2008 novel by Robyn Young

Requiem is a novel by Robyn Young set during the end of the ninth and final crusade. It was first published by E.P. Dutton in 2008.

==Plot summary==
Requiem, like Brethren and Crusade before it, follows Will Campbell, a Templar involved in a secret order known as the Anima Templi. After the Fall of Acre, Will returns to Europe to find out that his order agreed to help King Edward I to conquer Will's homeland, Scotland. Will decides to leave the Templars and fight together with his people against English invaders. But after his return to Paris he must face an even bigger danger, a plot that will lead to the end of the Knights Templar.

==Historical figures==
The following characters in the book were real historical figures:

- Edward I of England: King of England from 1272 to 1307.
- Guillaume de Nogaret: councillor and keeper of the seal to Philip IV of France.
- Hugues de Pairaud: Visitor of the Knights Templar in France.
- Jacques de Molay: the last Grand Master of the Knights Templar, from 1292 to his death on stake in 1314.
- Joan I of Navarre: queen regnant of Navarre and queen consort of France, wife of king Philip IV of France.
- John de Warenne: 7th Earl of Surrey, appointed by Edward I of England the "warden of the kingdom and land of Scotland", one of the commanders at the Battle of Stirling Bridge and the Battle of Falkirk.
- Philip IV of France: King of France from 1285 to 1314.
- Pope Boniface VIII: Pope from 1294 to 1303.
- Pope Clement V (Bertrand de Got): Pope from 1305 to 1314.
- William Wallace: leader of a resistance during the Wars of Scottish Independence.

The following historical figures are mentioned in the book or involved with the plot, but do not appear as characters themselves:
- Louis IX of France: King of France from 1226 to 1270.
- Guillaume de Beaujeu: Grand Master of the Knights Templar from 1273 to 1291, mortally wounded during the siege of Acre.
- Thibaud Gaudin: Grand Commander of the Knights Templar under Guillaume de Beaujeu, then Grand Master of the Knights Templar from 1291 to 1292.

==Publication history==
Requiem was first released in the United Kingdom in 2008. In United States and Canada it was released under the title The Fall of the Templars.

==Reception==
The novel received a mixed response from reviewers, with most citing the story's disjointed nature and disparity with the rest of the trilogy as the novel's shortcomings.
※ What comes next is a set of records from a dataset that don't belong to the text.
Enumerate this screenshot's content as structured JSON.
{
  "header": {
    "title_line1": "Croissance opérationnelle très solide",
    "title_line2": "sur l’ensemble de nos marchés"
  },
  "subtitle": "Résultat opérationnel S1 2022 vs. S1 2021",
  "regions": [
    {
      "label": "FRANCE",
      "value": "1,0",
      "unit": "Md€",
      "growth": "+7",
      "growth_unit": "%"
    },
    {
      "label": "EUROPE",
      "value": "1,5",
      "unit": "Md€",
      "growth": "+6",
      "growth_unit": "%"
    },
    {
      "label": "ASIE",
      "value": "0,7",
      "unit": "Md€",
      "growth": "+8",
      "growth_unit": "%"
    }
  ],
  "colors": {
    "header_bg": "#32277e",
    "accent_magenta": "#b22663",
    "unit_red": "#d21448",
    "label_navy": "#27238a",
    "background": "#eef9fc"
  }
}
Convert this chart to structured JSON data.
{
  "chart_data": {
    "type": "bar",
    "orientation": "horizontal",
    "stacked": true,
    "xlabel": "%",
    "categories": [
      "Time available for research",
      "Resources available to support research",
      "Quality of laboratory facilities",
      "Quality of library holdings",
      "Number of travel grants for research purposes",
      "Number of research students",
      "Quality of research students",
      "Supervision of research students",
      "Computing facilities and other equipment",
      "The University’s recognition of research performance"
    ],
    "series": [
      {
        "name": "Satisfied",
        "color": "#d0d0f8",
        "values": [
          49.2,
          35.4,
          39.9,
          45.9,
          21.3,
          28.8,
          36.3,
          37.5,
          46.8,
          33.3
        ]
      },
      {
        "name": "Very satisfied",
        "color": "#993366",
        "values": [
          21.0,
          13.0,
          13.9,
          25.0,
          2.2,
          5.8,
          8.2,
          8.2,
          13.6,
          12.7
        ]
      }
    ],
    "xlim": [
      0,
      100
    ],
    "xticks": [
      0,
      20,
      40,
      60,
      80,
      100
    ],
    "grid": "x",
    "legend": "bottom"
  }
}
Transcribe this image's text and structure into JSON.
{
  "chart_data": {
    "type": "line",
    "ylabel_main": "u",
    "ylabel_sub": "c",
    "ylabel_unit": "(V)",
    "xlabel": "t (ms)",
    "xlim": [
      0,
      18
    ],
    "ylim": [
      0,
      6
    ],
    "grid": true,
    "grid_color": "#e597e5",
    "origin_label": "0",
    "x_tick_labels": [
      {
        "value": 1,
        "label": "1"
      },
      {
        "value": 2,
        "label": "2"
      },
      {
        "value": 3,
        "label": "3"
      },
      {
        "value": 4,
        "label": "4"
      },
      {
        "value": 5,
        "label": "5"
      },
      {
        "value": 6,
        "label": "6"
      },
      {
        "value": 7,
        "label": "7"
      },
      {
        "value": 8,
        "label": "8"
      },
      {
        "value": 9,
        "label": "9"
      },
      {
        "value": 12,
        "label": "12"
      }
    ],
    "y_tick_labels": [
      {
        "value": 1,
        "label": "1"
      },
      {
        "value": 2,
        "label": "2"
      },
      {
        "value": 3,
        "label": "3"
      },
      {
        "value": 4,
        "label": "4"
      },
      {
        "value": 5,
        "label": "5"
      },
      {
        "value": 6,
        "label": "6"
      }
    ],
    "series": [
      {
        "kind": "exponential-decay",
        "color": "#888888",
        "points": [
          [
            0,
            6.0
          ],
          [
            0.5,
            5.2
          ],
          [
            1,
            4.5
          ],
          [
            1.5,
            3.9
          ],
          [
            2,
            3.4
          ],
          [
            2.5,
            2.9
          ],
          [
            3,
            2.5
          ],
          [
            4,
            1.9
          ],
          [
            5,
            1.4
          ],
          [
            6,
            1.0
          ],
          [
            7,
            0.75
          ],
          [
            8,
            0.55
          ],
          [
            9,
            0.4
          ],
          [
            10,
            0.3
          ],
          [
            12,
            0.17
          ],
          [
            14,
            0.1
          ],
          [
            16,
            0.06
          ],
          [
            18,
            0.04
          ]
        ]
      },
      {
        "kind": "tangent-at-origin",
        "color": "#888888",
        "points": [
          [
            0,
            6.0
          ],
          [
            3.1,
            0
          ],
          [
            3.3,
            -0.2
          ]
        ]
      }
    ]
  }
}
John Washburn, in a mostly positive review for Myshelf.com, found that "this is a different novel but still quite good". In a similar review for The Daily Telegraph, Toby Clements stated that "Young's prose is fine, and the plot is satisfyingly complex, but in the end this book lives or dies on your attitude to the Templars, and in particular, the much romanticised William Wallace.". A. Jurek, of Curledup.com, was more critical of this concluding novel, stating that "Campbell's story essentially meanders through historical events such as the rebellion of William Wallace, sometimes drowning beneath the surface other story lines and events as he writhes purposelessly for many pages" and, with respect to the novel as a whole, opined "all this is a disappointment because Young can write better; in Crusade, she sets a time bomb ticking in the very first chapter, and the book is a thrill to read. I wish she had done the same in The Fall of the Templars."